In Act Three, Danforth questions Mary Warren and Abigail Williams in court about Abigail's testimony against Elizabeth Proctor as well as Mary's new accusations that Abigail and the other girls are not being truthful. He says to Abigail,
A poppet were discovered in Mr. Proctor's house, stabbed by a needle. Mary Warren claims that you sat beside her in the court when she made it, and that you saw her make it and witnessed how she herself stuck her needle into it for safe-keeping. What say you to that?

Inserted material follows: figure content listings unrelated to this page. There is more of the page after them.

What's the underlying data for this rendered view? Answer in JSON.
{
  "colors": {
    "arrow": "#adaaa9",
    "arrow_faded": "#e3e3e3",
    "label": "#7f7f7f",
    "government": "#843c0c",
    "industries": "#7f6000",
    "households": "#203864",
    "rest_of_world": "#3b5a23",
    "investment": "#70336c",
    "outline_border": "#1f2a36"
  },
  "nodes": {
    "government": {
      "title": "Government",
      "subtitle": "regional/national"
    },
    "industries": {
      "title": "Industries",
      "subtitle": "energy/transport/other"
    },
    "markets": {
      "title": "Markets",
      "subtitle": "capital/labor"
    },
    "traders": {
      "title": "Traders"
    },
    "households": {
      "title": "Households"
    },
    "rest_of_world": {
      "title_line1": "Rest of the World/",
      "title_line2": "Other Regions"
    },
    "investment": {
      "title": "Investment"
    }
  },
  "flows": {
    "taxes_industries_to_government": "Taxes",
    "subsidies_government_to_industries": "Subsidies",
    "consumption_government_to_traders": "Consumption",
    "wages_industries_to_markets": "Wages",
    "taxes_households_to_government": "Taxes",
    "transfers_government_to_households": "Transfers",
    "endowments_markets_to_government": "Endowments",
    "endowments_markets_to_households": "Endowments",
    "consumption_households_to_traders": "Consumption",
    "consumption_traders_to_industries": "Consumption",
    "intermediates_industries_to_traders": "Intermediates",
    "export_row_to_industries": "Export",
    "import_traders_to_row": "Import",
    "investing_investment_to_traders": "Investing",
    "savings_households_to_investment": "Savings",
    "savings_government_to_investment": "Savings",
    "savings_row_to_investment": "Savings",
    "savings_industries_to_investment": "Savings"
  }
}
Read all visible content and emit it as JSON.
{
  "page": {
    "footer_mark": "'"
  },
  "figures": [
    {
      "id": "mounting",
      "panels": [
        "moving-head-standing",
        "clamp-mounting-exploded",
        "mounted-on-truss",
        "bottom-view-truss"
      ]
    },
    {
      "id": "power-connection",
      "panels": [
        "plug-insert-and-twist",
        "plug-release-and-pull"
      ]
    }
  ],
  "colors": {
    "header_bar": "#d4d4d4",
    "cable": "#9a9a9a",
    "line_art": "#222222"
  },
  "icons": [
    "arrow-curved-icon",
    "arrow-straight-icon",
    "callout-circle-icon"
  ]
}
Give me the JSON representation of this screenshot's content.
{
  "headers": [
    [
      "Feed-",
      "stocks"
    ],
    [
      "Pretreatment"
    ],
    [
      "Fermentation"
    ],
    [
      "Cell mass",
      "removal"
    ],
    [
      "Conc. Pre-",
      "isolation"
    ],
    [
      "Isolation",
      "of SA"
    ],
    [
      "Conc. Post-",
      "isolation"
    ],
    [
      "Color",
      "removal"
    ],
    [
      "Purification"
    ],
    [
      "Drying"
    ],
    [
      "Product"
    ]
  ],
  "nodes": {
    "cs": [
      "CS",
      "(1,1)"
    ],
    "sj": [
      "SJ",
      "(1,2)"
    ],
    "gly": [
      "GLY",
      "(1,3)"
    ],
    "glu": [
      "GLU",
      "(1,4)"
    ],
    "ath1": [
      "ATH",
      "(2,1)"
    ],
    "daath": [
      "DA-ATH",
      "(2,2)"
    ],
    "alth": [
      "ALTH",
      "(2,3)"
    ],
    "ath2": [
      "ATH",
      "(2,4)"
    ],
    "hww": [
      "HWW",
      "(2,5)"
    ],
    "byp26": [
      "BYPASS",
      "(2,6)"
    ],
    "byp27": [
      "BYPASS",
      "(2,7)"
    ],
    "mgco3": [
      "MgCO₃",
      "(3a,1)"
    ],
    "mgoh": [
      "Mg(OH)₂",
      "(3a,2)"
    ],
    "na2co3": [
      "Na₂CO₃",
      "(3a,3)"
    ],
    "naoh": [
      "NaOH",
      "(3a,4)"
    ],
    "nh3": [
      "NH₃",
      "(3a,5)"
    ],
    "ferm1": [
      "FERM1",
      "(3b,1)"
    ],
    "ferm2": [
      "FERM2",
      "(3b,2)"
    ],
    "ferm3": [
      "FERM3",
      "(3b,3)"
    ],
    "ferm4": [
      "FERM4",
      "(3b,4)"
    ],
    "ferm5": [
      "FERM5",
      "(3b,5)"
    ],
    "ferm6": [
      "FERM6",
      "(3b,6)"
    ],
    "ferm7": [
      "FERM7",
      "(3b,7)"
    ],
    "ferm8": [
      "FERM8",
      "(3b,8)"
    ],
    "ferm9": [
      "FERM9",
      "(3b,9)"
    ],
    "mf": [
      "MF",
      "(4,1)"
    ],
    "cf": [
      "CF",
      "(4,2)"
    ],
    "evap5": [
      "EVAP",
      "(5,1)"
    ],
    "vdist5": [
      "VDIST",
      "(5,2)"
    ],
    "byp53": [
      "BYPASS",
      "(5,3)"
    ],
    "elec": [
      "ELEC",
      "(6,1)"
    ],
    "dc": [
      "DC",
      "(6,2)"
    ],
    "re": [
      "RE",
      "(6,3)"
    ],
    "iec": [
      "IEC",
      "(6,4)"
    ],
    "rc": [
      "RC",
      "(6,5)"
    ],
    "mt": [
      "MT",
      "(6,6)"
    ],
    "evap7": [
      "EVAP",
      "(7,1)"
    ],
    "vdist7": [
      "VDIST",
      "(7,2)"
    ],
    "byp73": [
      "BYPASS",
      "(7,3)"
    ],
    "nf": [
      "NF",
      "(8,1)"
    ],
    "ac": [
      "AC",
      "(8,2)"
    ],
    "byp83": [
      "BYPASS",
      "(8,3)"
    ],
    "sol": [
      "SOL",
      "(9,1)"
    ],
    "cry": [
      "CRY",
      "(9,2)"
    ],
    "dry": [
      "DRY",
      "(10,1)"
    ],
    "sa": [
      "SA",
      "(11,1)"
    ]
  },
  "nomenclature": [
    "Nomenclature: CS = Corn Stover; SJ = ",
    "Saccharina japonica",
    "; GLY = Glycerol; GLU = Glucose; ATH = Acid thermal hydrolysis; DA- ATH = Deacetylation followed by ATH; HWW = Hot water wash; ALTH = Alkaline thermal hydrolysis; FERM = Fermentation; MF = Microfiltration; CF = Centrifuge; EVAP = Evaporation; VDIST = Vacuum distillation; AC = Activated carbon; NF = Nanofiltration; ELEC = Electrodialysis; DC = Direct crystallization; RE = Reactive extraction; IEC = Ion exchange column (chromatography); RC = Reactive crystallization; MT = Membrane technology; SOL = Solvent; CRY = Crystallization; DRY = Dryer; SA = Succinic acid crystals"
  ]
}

This is, of course, the story that Mary herself told in Act Two, when Ezekiel Cheever came to the Proctors' home to arrest Elizabeth, without knowing that Abigail had accused Elizabeth of sending out her specter to stab Abigail with the needle. Abigail asserts that Mary's story is a lie. Further, she tells the court that "Goody Proctor always kept poppets," a statement which we know to be untrue from the conversations that occurred in Act Two. Elizabeth Proctor has not owned a doll for many, many years, until Mary gave her this one that she made as a gift. Likewise, as John tells the court, "Mary Warren swears she never saw no poppets in [his] house [...]." This is really all Abigail has a chance to say in court about the subject at this time because, shortly after, John brings up the girls' dancing in the forest and the topic of testimony shifts.
In Act Two, Herrick (the Marshall) and Cheever (clerk of the court) come to the Proctor's house to search for a poppet (doll). They find the poppet that Mary Warren had given to Elizabeth. Abby put Mary up to this. They planted the poppet there to be used as evidence against Elizabeth. Cheever and Herrick find the poppet and discover that there is a needle in it. Cheever is astounded. But John and Hale ask him what this needle or the poppet could possibly signify.
Cheever relates a story about how Abigail fell to the floor in Parris's house, claiming she had been stabbed by Elizabeth, even though Elizabeth was not there. Abigail is trying to show how Elizabeth used some form of Voodoo or witchcraft to stab her by stabbing the poppet. Whatever harm she (Elizabeth) does to the poppet, Abby will feel; this is Abby's claim. This is another way Abby tries to accuse Elizabeth of being a witch. Cheever relates the story:
The girl, the Williams girl, Abigail Williams, sir. She sat to dinner in Reverend Parris’s house tonight, and without word nor warnin’ she falls to the floor. Like a struck beast, he says, and screamed a scream that a bull would weep to hear. And he goes to save her, and, stuck two inches in the flesh of her belly, he draw a needle out. And demandin’ of her how she come to be so stabbed, she - to Proctor now - testify it -were your wife’s familiar spirit pushed it in.
In Act Three, in the courthouse, Mary Warren affirms that she made the poppet and put the needle in herself. Abby denies this, insisting that the poppet is Elizabeth's and thereby, accusing her of stabbing the poppet and stabbing her (Abby) in the process.